Yeah, what they said. If she a lone bunny she would benefit from having a chum


----------



## sophie1709 (Jan 30, 2013)

Hi thankyou for your replies.

I have tried her with a companion but it didn't go well at all so that's is not an option lol.
Yes she is very lively and I'm very honoured she just loves me.

Thanks Guys xxx


----------



## Guest (Mar 19, 2013)

sophie1709 said:


> Hi thankyou for your replies.
> 
> I have tried her with a companion but it didn't go well at all so that's is not an option lol.
> Yes she is very lively and I'm very honoured she just loves me.
> ...


If she isn't spayed or you didn't bond properly it wouldn't have gone well. Also just cos one bond didn't work doesn't mean you should write her off, you just haven't found the right personality.


----------



## Lil Miss (Dec 11, 2010)

not all rabbits get on with every other rabbit, and you cant just put them together and hope, they need to be correctly bonded, please talk us through the steps you took to try and introduce her to a friend? and was the other rabbit spayed/neutered.
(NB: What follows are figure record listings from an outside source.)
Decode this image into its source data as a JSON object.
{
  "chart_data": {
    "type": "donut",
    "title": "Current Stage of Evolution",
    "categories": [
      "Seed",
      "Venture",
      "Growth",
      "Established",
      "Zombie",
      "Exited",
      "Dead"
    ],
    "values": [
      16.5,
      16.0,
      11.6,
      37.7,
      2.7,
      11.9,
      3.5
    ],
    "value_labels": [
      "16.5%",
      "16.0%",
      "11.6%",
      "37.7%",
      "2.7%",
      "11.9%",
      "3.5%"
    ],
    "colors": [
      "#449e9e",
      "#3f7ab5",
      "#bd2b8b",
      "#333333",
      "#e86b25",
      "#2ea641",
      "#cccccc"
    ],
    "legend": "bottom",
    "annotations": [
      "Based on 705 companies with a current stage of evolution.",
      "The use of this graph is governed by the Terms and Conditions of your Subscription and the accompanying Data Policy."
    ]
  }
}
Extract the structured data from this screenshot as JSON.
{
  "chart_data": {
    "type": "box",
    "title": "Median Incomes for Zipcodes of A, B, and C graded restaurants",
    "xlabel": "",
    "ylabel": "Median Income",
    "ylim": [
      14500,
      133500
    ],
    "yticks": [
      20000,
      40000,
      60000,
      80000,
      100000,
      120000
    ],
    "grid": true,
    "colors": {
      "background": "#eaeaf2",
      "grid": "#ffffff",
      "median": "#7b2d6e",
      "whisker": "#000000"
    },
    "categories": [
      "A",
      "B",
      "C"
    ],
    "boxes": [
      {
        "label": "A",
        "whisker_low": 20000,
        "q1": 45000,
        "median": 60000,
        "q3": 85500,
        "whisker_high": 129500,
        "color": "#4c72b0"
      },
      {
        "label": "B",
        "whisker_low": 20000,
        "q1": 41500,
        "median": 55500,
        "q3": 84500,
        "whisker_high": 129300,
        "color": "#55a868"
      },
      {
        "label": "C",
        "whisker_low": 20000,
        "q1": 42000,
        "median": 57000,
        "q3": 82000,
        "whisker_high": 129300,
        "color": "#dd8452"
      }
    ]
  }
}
no rabbit is alone through choice, i have had many an "antisocial" "must be kept alone" rabbit come to me, and ALL have been sucsefully bonded


----------



## Guest (Mar 19, 2013)

Miss has just poked me and pointed out she is spayed, so ignore that bit lol

But yeah if you go through how you went about bonding we can most likely help


----------



## Tao2 (Sep 9, 2012)

Members on here saw me through bonding my warring bucks. I couldn't manage to do it alone but with the help of the members on here it went brilliantly and I now have very happy bonded bunnies. I cannot thank you all enough!:smile5::smile5::smile5:


----------